The Book of Revelation was penned during the Roman emperor Domitian’s reign (r. 81–96 C.E.). Domitian was notorious for being the first Roman emperor who declared himself a god while still alive. This affronted Christians, Jews and the Roman Senate alike. Other emperors were deified only after their death.

Etched into this broken column fragment are four religious symbols: a menorah, lulav (palm branch), shofar (ram’s horn) and cross. The first three symbols are Jewish, but the cross is distinctly Christian. The column originally belonged to a nymphaeum (a public fountain) in Laodicea. The Jewish symbols were likely added to the column in the late Roman or early Byzantine period, and the cross was added in the early Byzantine period. That the Christian cross extends from the Jewish menorah suggests that the Laodicean church grew out of the synagogue. Photo: © Mark R. Fairchild, Huntington University.

Domitian persecuted those who would not participate in the imperial cult (the worship of emperors and dynastic families). Although Jews were exempt from participating, Christians were not. Fairchild explains, “As part of the Pax Romana, the staunchly monotheistic Jews in the cities of the Mediterranean world were exempt from the requirements of emperor worship. As long as Christianity was considered a sect within Judaism, the Christians in these cities were likewise exempt from emperor worship.” At first, the Christian Church was composed almost entirely of Jews. However, as more Gentiles (non-Jews) converted to Christianity, the percentage of Jewish people in the Christian Church decreased, and, therefore, Christians’ special status as Jewish monotheists, which permitted them to refrain from emperor worship, was removed.

The Christians at Laodicea were affected by Domitian’s decrees. Their response to this persecution—which even involved their ability to buy and sell—is what causes the author of Revelation to call them “lukewarm.” Fairchild elaborates:

The difficulties that this placed upon the Christians of Asia were expressed in detail throughout the Book of Revelation. Those who refused to worship the image of the beast (the emperor) were killed. Christians could no longer buy or sell unless they had taken the mark of the beast (Revelation 13). The pressure upon rich Christians to maintain their wealth was intense. Since a great deal of Laodicea’s wealth depended upon trade, the Christian merchants were in a quandary. Would they cooperate with the imperial cult and maintain their trade associations, or would they forswear Domitian and reaffirm their faith in Christ? Many of the Laodicean Christians compromised their faith in such ways that the writer of the apocalypse could say, “I will spit you out of my mouth” (Revelation 3:16).

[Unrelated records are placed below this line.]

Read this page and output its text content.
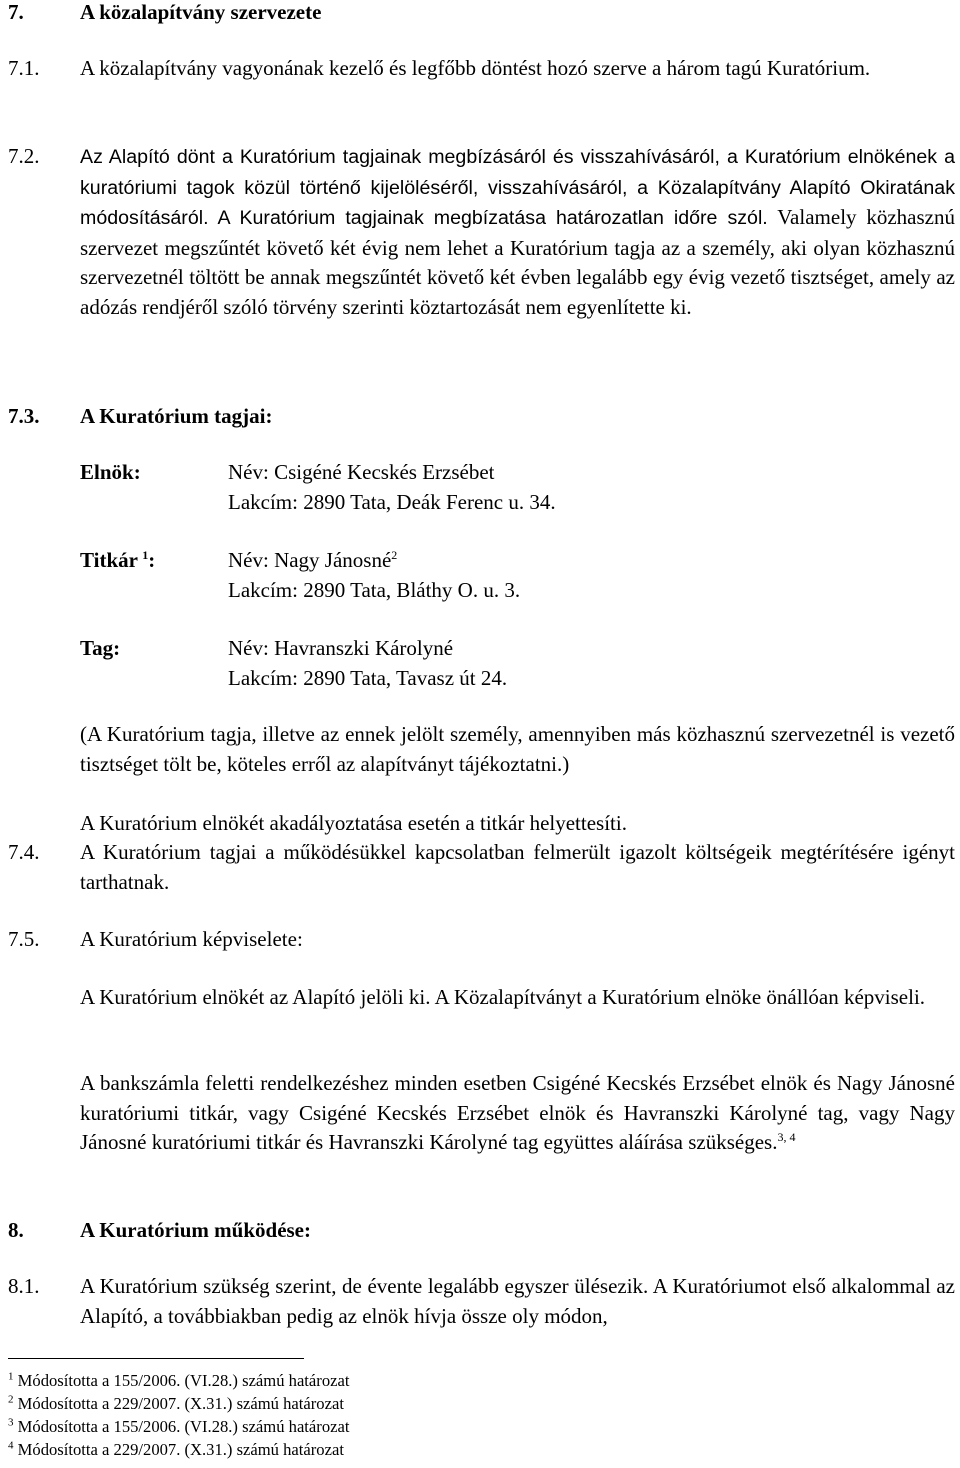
7.	A közalapítvány szervezete
7.1. A közalapítvány vagyonának kezelő és legfőbb döntést hozó szerve a három tagú Kuratórium.
7.2. Az Alapító dönt a Kuratórium tagjainak megbízásáról és visszahívásáról, a Kuratórium elnökének a kuratóriumi tagok közül történő kijelöléséről, visszahívásáról, a Közalapítvány Alapító Okiratának módosításáról. A Kuratórium tagjainak megbízatása határozatlan időre szól. Valamely közhasznú szervezet megszűntét követő két évig nem lehet a Kuratórium tagja az a személy, aki olyan közhasznú szervezetnél töltött be annak megszűntét követő két évben legalább egy évig vezető tisztséget, amely az adózás rendjéről szóló törvény szerinti köztartozását nem egyenlítette ki.
7.3. A Kuratórium tagjai:
Elnök:	Név: Csigéné Kecskés Erzsébet
Lakcím: 2890 Tata, Deák Ferenc u. 34.
Titkár  $^1$:	Név: Nagy Jánosné$^2$
Lakcím: 2890 Tata, Bláthy O. u. 3.
Tag:	Név: Havranszki Károlyné
Lakcím: 2890 Tata, Tavasz út 24.
(A Kuratórium tagja, illetve az ennek jelölt személy, amennyiben más közhasznú szervezetnél is vezető tisztséget tölt be, köteles erről az alapítványt tájékoztatni.)
A Kuratórium elnökét akadályoztatása esetén a titkár helyettesíti.
7.4. A Kuratórium tagjai a működésükkel kapcsolatban felmerült igazolt költségeik megtérítésére igényt tarthatnak.
7.5. A Kuratórium képviselete:
A Kuratórium elnökét az Alapító jelöli ki. A Közalapítványt a Kuratórium elnöke önállóan képviseli.
A bankszámla feletti rendelkezéshez minden esetben Csigéné Kecskés Erzsébet elnök és Nagy Jánosné kuratóriumi titkár, vagy Csigéné Kecskés Erzsébet elnök és Havranszki Károlyné tag, vagy Nagy Jánosné kuratóriumi titkár és Havranszki Károlyné tag együttes aláírása szükséges.$^{3, 4}$
8.	A Kuratórium működése:
8.1. A Kuratórium szükség szerint, de évente legalább egyszer ülésezik. A Kuratóriumot első alkalommal az Alapító, a továbbiakban pedig az elnök hívja össze oly módon,
$^1$ Módosította a 155/2006. (VI.28.) számú határozat
$^2$ Módosította a 229/2007. (X.31.) számú határozat
$^3$ Módosította a 155/2006. (VI.28.) számú határozat
$^4$ Módosította a 229/2007. (X.31.) számú határozat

Other churches throughout the Roman Empire responded differently. For example, the Christians at Smyrna are applauded in the Book of Revelation for maintaining their faith in the midst of extreme difficulty by refusing to participate in the imperial cult—even though this meant affliction and poverty for them (see Revelation 2:9).

Yet the Laodicean church’s “lukewarm” legacy was not its final legacy.

The church at Laodicea survived Domitian’s reign. The city became a bishopric (seat of a Christian bishop), and a Christian council was even held there in the fourth century C.E. Archaeologists have discovered about 20 ancient Christian chapels and churches at the site. The largest church at Laodicea, called the Church of Laodicea took up an entire city block and dates to the beginning of the fourth century.

Church of Laodicea

The Church of Laodicea. Dated to the beginning of the fourth century C.E., the Church of Laodicea spanned an entire city block. The church faced east and was decorated with marble floors. Photo: © Mark R. Fairchild, Huntington University.

Laodicea remained an important city until the seventh century C.E. when it was struck by a devastating earthquake and subsequently abandoned.